Con questi accorgimenti – pensare ad altri fattori non presi in considerazione che potrebbero influire sul risultato finale, ragionare sulle platee che stiamo confrontando e riflettere su ciò che sarebbe accaduto senza il fenomeno che stiamo studiando – si possono valutare con maggiore precisione, e senza prendere cantonate, le politiche pubbliche. Così, forse, ci saremmo evitati qualche miliardo di euro di soldi pubblici sprecato.

 

I quasi-esperimenti

Una fallacia simile ha anche caratterizzato il dibattito pubblico sull’ormai fortunatamente sepolto dibattito sulla moneta europea. Alcuni esponenti critici verso l’Euro hanno per anni utilizzato semplici grafici che avrebbero voluto dimostrare una flessione degli indicatori economici italiani dopo l’entrata del nostro paese nell’area dell’Euro. Ma, anche qui, un andamento congiunto tra due fenomeni – entrata nell’Euro e andamento dell’economia italiana – non dimostra alcunché (come ha fatto spesso notare l’economista Riccardo Puglisi). Ci vogliono tecniche statistiche che gli addetti ai lavori hanno sviluppato nel tempo. Alcune sono molto complesse, altre più semplici.

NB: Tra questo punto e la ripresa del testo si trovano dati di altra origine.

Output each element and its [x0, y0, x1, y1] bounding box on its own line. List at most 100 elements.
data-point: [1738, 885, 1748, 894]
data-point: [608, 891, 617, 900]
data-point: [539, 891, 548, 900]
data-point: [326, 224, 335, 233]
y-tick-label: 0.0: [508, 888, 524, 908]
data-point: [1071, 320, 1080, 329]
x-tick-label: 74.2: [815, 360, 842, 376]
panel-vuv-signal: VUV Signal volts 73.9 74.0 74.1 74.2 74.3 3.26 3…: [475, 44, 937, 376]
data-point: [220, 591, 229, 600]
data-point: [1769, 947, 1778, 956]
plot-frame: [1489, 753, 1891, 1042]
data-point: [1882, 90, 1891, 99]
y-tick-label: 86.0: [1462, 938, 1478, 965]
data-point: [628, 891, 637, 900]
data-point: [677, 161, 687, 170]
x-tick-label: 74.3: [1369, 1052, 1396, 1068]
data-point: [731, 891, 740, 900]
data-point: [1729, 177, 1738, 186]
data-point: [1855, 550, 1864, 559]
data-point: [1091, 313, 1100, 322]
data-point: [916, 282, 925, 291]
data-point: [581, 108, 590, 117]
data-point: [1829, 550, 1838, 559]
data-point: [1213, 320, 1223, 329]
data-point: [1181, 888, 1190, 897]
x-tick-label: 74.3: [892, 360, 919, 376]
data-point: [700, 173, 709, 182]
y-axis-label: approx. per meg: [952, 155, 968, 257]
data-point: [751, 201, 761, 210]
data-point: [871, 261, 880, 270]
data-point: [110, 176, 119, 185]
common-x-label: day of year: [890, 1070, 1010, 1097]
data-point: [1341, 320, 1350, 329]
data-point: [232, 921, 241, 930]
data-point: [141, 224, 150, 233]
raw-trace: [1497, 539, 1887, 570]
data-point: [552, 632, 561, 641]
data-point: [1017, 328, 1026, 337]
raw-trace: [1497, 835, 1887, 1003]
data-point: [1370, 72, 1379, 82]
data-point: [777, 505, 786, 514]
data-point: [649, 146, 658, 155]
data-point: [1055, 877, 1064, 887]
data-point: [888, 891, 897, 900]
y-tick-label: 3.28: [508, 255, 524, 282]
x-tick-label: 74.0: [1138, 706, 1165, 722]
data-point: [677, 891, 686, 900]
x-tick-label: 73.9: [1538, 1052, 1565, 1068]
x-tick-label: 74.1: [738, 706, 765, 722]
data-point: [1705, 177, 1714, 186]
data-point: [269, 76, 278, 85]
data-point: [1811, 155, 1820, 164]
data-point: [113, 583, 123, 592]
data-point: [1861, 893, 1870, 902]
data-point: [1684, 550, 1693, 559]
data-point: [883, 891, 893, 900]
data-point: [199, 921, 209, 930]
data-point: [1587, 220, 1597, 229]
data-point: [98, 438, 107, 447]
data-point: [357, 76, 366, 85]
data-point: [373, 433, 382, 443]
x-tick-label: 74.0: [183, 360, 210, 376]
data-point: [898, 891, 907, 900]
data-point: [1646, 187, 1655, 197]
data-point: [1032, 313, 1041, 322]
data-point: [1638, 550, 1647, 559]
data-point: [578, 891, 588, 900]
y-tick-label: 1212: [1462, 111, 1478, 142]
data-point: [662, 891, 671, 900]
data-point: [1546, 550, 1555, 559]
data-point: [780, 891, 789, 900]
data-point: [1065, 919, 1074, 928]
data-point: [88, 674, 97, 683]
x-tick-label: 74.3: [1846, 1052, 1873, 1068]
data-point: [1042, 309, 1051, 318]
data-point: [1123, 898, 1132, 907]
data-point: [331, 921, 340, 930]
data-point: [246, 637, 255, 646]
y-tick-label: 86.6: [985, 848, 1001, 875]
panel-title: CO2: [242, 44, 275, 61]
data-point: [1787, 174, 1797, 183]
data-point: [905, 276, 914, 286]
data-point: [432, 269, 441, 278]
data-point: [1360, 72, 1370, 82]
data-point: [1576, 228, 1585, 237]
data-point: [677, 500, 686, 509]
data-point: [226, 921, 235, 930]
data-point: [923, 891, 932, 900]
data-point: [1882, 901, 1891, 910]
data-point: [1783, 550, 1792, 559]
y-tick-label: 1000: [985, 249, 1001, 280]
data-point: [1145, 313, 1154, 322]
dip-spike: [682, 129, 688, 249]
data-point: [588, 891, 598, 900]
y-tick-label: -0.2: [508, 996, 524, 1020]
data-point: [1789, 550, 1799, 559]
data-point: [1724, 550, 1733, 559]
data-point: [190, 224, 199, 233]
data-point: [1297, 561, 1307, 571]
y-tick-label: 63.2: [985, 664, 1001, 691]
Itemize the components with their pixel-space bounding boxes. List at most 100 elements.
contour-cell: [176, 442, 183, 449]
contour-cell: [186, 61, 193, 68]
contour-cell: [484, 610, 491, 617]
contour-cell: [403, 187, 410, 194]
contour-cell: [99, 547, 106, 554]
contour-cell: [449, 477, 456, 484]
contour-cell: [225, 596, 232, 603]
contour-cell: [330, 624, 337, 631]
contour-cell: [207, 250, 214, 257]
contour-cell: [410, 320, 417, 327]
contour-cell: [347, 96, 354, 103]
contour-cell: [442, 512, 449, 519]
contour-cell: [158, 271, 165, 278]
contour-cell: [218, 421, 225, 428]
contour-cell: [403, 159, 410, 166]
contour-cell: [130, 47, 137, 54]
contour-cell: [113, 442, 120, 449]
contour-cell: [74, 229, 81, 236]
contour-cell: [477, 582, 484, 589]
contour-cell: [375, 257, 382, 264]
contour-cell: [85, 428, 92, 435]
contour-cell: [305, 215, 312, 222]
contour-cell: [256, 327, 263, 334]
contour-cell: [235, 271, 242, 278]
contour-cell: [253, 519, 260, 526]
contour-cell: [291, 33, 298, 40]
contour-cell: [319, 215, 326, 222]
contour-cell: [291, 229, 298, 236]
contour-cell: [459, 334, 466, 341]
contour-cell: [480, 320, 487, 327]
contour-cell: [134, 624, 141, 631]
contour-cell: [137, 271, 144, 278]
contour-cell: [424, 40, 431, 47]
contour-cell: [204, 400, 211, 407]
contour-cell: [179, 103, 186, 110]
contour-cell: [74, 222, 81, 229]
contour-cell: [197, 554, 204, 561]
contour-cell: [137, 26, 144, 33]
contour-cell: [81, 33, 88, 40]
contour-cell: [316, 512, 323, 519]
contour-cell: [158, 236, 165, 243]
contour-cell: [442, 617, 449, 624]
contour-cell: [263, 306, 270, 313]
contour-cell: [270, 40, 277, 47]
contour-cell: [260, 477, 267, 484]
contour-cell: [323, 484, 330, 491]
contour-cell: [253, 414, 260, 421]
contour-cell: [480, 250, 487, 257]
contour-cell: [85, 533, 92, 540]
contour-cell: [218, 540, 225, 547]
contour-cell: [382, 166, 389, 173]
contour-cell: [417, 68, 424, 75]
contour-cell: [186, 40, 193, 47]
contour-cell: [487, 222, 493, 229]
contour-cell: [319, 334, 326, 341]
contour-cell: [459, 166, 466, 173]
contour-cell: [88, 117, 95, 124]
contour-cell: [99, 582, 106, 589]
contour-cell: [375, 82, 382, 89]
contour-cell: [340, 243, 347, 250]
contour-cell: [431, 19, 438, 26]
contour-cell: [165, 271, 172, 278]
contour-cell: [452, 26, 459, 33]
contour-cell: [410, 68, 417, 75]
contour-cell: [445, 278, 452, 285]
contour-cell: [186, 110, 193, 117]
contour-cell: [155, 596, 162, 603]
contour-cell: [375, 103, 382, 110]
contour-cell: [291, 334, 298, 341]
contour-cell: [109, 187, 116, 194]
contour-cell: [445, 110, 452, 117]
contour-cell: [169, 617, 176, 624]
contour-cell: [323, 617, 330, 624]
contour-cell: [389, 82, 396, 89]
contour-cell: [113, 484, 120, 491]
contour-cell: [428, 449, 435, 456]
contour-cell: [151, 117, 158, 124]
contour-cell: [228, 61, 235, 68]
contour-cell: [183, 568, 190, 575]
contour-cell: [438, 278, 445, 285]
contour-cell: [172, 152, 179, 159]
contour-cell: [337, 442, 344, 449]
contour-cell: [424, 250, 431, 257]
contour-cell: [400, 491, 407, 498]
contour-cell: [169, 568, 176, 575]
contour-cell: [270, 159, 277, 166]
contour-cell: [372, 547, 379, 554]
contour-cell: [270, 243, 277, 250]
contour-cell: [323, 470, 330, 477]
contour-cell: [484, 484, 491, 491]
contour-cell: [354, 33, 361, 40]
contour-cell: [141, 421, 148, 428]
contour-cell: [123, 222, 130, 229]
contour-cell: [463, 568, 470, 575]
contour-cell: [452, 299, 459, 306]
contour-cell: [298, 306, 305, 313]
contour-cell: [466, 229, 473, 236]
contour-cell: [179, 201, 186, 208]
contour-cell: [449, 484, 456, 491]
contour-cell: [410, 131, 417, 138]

La base è, in una correlazione, tenere conto anche di altri fattori che potrebbero influenzare l’effetto finale che si intende studiare. Dunque, per esempio, per capire quali siano i migliori licei di una città non bastano i semplici dati sugli stipendi e le carriere degli ex studenti che si sono diplomati. Per comprendere davvero l’impatto di una scuola superiore sulla qualità della vita dei suoi studenti è necessario tenere conto delle loro differenze di partenza. Per questo uno studio serio – e quelli che circolano in Italia sul tema spesso non lo sono – prenderà in considerazione il contesto familiare degli studenti e l’economia dell’area in cui la scuola si trova, oltre a molto altro. Altre tecniche sono ancora più sofisticate, tanto da avvicinarsi agli esperimenti naturali delle scienze dure in cui si confrontano gli effetti di un trattamento – per esempio di un farmaco – su due gruppi di cavie, uno a cui viene somministrato il trattamento e il secondo invece cosiddetto di controllo. In economia e nelle scienze sociali non è così semplice, per il semplice fatto che non è possibile, per i costi elevati e per questioni etiche, somministrare il reddito di cittadinanza o un prepensionamento a qualcuno escludendo deliberatamente qualcun altro, solo per studiarne l’effetto. Così per esempio si tiene conto degli anni precedenti all’introduzione del cambiamento che si vuole analizzare, o si prende a confronto una realtà estremamente simile che non è stata coinvolta (ad esempio ai confini tra un ente locale e un altro). Solo così è possibile appurare per davvero l’effetto di una scelta sulla collettività.

  

Chiunque invece proponga ricette facili, numeri semplice e grafici intuitivi, ebbene – questa volta senza il bisogno di test statistici – è molto probabile vi stia ingannando (e, forse, sprecando i vostri soldi).